I did like how she compares the vocabulary of dieters to that of feminsits -- the dieters are always seeking to reduce, to slim down, to silence the appetite, basically. And I can see how she draws that to the thought that starving the body is much like starving the mind, starving the will, paring away anything that is socially unacceptable, like loudness and bitchiness. Being not-thin makes one visible; being thin means blending in with cultural expectations, means not standing out. Then she goes down a line of thought about a fear of the feminine being connected to a fear of the female-only power of giving birth to new life, of the roundness of breasts and belly being equated to the mother, and then the book started edging way to close to the ideology of the sacred feminine for me. While I like that women's work is respected and such, I think giving such reverence and power to motherhood can ignore the other areas in which females can be capable. I mean, I am more than my womb, or so I would hope.

I also got frustrated because Chernin was posing this as a sort of universal assumption, and I wanted more of a chance to hear the viewpoint of anorexics and dieters and the like. I mean, it is a bit like the slash argument. One can't just accuse one's opponents of universally disliking females. There's an entire layer of subtley and various voices that I wanted to hear from and didn't get to.

I think I was approaching the book more like a history, when it is a much more personal book.
oyceter: teruterubouzu default icon (Calvin and Hobbes comics)
Alas, another non-fiction book I'm slightly disappointed in because it wasn't what I was expecting. I'm never quite sure if it's fair or not to judge a book because my expectations have been disappointed. I mean, I read things because of what I think they will be, but one should also judge a book by what it actually is instead of what one wants it to be.

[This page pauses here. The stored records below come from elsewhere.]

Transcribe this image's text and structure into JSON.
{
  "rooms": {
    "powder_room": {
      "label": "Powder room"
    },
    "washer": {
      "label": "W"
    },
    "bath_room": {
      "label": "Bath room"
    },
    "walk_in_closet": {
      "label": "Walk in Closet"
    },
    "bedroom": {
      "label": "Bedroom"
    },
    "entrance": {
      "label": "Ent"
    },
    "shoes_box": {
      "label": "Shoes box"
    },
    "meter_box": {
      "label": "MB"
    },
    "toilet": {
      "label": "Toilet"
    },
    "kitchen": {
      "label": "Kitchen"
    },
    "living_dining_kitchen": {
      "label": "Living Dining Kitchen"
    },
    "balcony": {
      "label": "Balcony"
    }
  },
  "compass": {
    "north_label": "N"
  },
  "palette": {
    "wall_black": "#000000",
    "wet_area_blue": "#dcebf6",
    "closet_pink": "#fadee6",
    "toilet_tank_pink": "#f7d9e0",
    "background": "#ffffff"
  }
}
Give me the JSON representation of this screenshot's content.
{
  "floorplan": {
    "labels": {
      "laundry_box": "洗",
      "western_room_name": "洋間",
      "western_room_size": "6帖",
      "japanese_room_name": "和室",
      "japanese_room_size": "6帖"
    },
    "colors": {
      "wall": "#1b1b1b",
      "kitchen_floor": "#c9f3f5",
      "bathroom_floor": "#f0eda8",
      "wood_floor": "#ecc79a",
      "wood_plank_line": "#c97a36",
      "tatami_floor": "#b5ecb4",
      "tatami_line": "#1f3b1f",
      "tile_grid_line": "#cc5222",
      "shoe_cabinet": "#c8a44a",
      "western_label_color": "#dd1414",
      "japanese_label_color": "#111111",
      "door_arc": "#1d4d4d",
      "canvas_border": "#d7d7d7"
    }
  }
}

Anyway. I thought the book would be more of a historical accounting of how the Black Death swept through Europe and decimated it, with a nice analytical look at the effects it had on a broad scale throughout society. The book mostly skips over the actual happenings of the plague and focuses more on the aftermath, which makes sense, what with the title and all. It takes some snapshot looks at how the plague affected individual lives, from Princess Joan of England to the clergyman Thomas Bradwardine. I don't think I'm quite so used to this manner of history, particularly when the microscopic looks at the plague's effects aren't cushioned by some sort of gigantic society-wide analysis. It wasn't so much the scope. It was more that he used this scope and jumped around using it to look at various aspects of society that the plague affected. So I felt like I was only seeing tiny snapshots of a giant impact, instead of closely following the impact of the plague on a tiny portion of society, or looking at society as a whole.

It was eminently readable, though, and Cantor has a sense of humor, which helped a lot.

But.. well, I wanted to know how the plague made its way through Europe and to read about all the devastation it caused, and Cantor was more interested in telling me how it may have affected society in the long term.